Okay, look at Rule W and Rule X. Those are disjoint, so let's call them the Premises. Now, look at Rule Y and Rule Z, and call those the Conclusions.
There are five cookies in the Premises (Gingersnap, Butterscotch, Chocolate, Snickerdoodle, Oatmeal), and all five of those are in the Conclusions. So, the Sledgehammer is satisfied, and it tells us to eat all the other cookies in the Conclusions, which would be Peanut and Macaroon. It also tells us to each anything that appears in the Conclusions more than once, which would be Chocolate.
This results in:
Rule W: Gingersnap, Butterscotch
Rule X: Snickerdoodle, Oatmeal
Rule Y: Gingersnap, Oatmeal
Rule Z: Butterscotch, Snickerdoodle
Now, why does this logic make sense? Well, Chocolate can't stay, because if we keep it, we'd have to get rid of Gingersnap (Rule Y) and Butterscotch (Rule Z), but then Rule W is empty.
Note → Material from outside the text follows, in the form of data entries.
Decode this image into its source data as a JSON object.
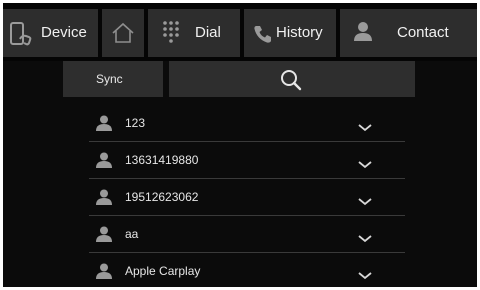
{
  "nav": {
    "device": {
      "label": "Device",
      "icon": "phone-device-icon"
    },
    "home": {
      "icon": "home-icon"
    },
    "dial": {
      "label": "Dial",
      "icon": "keypad-icon"
    },
    "history": {
      "label": "History",
      "icon": "phone-handset-icon"
    },
    "contact": {
      "label": "Contact",
      "icon": "person-icon"
    }
  },
  "toolbar": {
    "sync_label": "Sync",
    "search_icon": "search-icon"
  },
  "contacts": [
    {
      "name": "123"
    },
    {
      "name": "13631419880"
    },
    {
      "name": "19512623062"
    },
    {
      "name": "aa"
    },
    {
      "name": "Apple Carplay"
    }
  ],
  "colors": {
    "background": "#0b0b0b",
    "button": "#2d2d2d",
    "text": "#f0f0f0",
    "icon": "#9a9a9a"
  }
}
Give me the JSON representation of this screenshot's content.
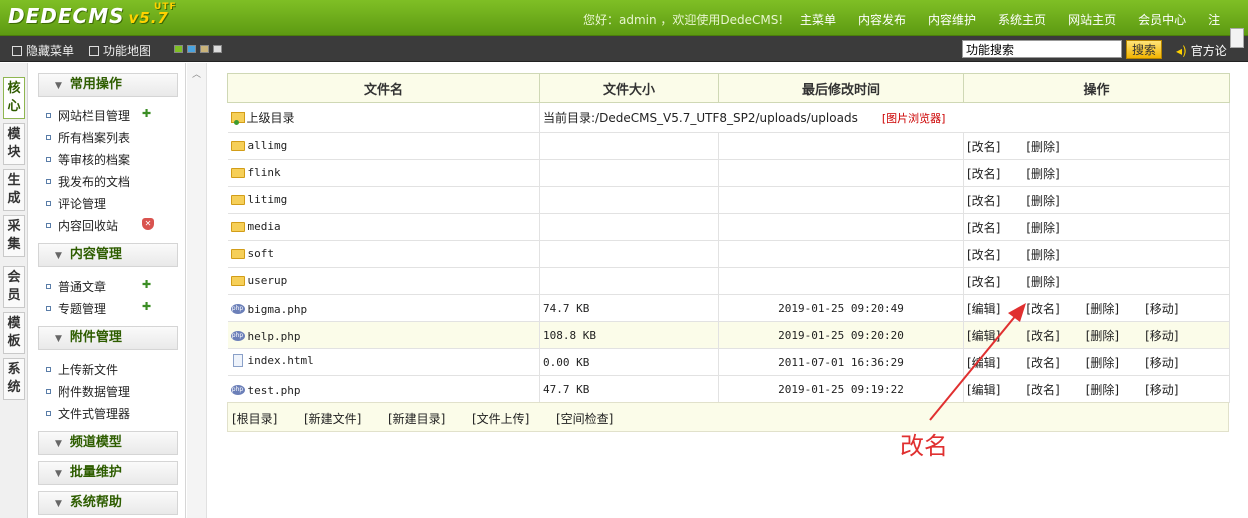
{
  "header": {
    "logo_text": "DEDECMS",
    "logo_version": "v5.7",
    "logo_tag": "UTF",
    "greeting": "您好：admin ，欢迎使用DedeCMS!",
    "nav": [
      "主菜单",
      "内容发布",
      "内容维护",
      "系统主页",
      "网站主页",
      "会员中心",
      "注"
    ]
  },
  "toolbar": {
    "hide_menu": "隐藏菜单",
    "site_map": "功能地图",
    "search_value": "功能搜索",
    "search_button": "搜索",
    "forum_link": "官方论"
  },
  "vtabs": [
    "核心",
    "模块",
    "生成",
    "采集",
    "会员",
    "模板",
    "系统"
  ],
  "sidebar": {
    "sections": [
      {
        "title": "常用操作",
        "items": [
          "网站栏目管理",
          "所有档案列表",
          "等审核的档案",
          "我发布的文档",
          "评论管理",
          "内容回收站"
        ]
      },
      {
        "title": "内容管理",
        "items": [
          "普通文章",
          "专题管理"
        ]
      },
      {
        "title": "附件管理",
        "items": [
          "上传新文件",
          "附件数据管理",
          "文件式管理器"
        ]
      },
      {
        "title": "频道模型",
        "items": []
      },
      {
        "title": "批量维护",
        "items": []
      },
      {
        "title": "系统帮助",
        "items": []
      }
    ]
  },
  "table": {
    "headers": [
      "文件名",
      "文件大小",
      "最后修改时间",
      "操作"
    ],
    "updir": {
      "name": "上级目录",
      "current_label": "当前目录:/DedeCMS_V5.7_UTF8_SP2/uploads/uploads",
      "browser_link": "[图片浏览器]"
    },
    "folders": [
      {
        "name": "allimg"
      },
      {
        "name": "flink"
      },
      {
        "name": "litimg"
      },
      {
        "name": "media"
      },
      {
        "name": "soft"
      },
      {
        "name": "userup"
      }
    ],
    "folder_actions": [
      "[改名]",
      "[删除]"
    ],
    "files": [
      {
        "name": "bigma.php",
        "size": "74.7 KB",
        "mtime": "2019-01-25 09:20:49",
        "kind": "php"
      },
      {
        "name": "help.php",
        "size": "108.8 KB",
        "mtime": "2019-01-25 09:20:20",
        "kind": "php"
      },
      {
        "name": "index.html",
        "size": "0.00 KB",
        "mtime": "2011-07-01 16:36:29",
        "kind": "html"
      },
      {
        "name": "test.php",
        "size": "47.7 KB",
        "mtime": "2019-01-25 09:19:22",
        "kind": "php"
      }
    ],
    "file_actions": [
      "[编辑]",
      "[改名]",
      "[删除]",
      "[移动]"
    ],
    "footer_links": [
      "[根目录]",
      "[新建文件]",
      "[新建目录]",
      "[文件上传]",
      "[空间检查]"
    ]
  },
  "annotation": {
    "text": "改名",
    "color": "#e03030"
  }
}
And of our five cookies in the premises, two of them have to stay, and so that accounts for two in Rules Y and Z, so we can't keep any of the other cookies in Y and Z.
So, from a logic standpoint, the Sledgehammer really makes a lot of sense, but it's bit hard to visualize -- perhaps because it is taking a lot of individual deductions and rolling it up into a giant ball.
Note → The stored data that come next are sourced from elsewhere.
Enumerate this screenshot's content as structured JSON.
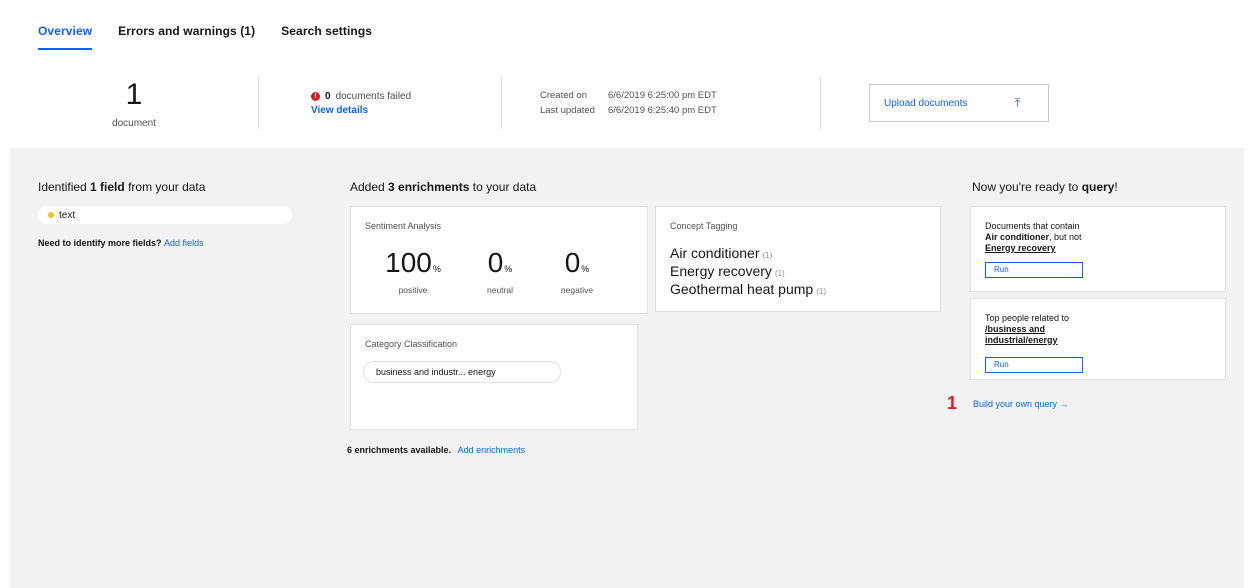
{
  "tabs": [
    {
      "label": "Overview",
      "active": true
    },
    {
      "label": "Errors and warnings (1)",
      "active": false
    },
    {
      "label": "Search settings",
      "active": false
    }
  ],
  "summary": {
    "doc_count": "1",
    "doc_label": "document",
    "failed_count": "0",
    "failed_text": "documents failed",
    "view_details": "View details",
    "created_label": "Created on",
    "created_value": "6/6/2019 6:25:00 pm EDT",
    "updated_label": "Last updated",
    "updated_value": "6/6/2019 6:25:40 pm EDT",
    "upload_label": "Upload documents"
  },
  "fields": {
    "title_pre": "Identified ",
    "title_bold": "1 field",
    "title_post": " from your data",
    "field_name": "text",
    "more_text": "Need to identify more fields?",
    "more_link": "Add fields"
  },
  "enrichments": {
    "title_pre": "Added ",
    "title_bold": "3 enrichments",
    "title_post": " to your data",
    "sentiment": {
      "title": "Sentiment Analysis",
      "stats": [
        {
          "value": "100",
          "unit": "%",
          "label": "positive"
        },
        {
          "value": "0",
          "unit": "%",
          "label": "neutral"
        },
        {
          "value": "0",
          "unit": "%",
          "label": "negative"
        }
      ]
    },
    "concepts": {
      "title": "Concept Tagging",
      "items": [
        {
          "label": "Air conditioner",
          "count": "(1)"
        },
        {
          "label": "Energy recovery",
          "count": "(1)"
        },
        {
          "label": "Geothermal heat pump",
          "count": "(1)"
        }
      ]
    },
    "category": {
      "title": "Category Classification",
      "value": "business and industr... energy"
    },
    "available_text": "6 enrichments available.",
    "available_link": "Add enrichments"
  },
  "query": {
    "title_pre": "Now you're ready to ",
    "title_bold": "query",
    "title_post": "!",
    "card1": {
      "line1": "Documents that contain",
      "bold1": "Air conditioner",
      "mid": ", but not",
      "bold2": "Energy recovery",
      "run": "Run"
    },
    "card2": {
      "line1": "Top people related to",
      "bold1": "/business and industrial/energy",
      "run": "Run"
    },
    "step": "1",
    "build_link": "Build your own query →"
  },
  "colors": {
    "accent": "#0f62fe",
    "error": "#da1e28",
    "bg_gray": "#f2f2f2"
  }
}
The wonderful thing about the Sledgehammer is that almost all common Sudoku heuristics are really special cases of the Sledgehammer.
For example, here's a heuristic:
"Suppose we have eliminated 9 from columns 4-9 of row 1. Then we know that the 9 in the upper-left region is in row 1, so we can eliminate it from rows 2-3, columns 1-3."
This is the Sledgehammer with
Premise = "9 in row 1" Rule
Conclusion = "9 in upper-left region" Rule.
Even a fancy heuristic, such as the X-Wing, is simply the Sledgehammer with two "row" Rules as Premises and two "column" Rules as Conclusions.
One on-again, off-again project that I've been playing with is: if most heuristics are a special case of the Sledgehammer, then surely we can take each individual instance of the Sledgehammer and give a numerical measurement that means "how likely is a human going to see this instance?" Using that, it should be theoretically possible to write a program that will solve a Sudoku like a tireless human would, and possibly even give a good estimate for the true difficulty of a puzzle.
There are some advanced heuristics that are not part of the Sledgehammer; these include Hamada's Logic and Coloring. The real question to me is: is there an even more generalized rule that covers those heuristics as well?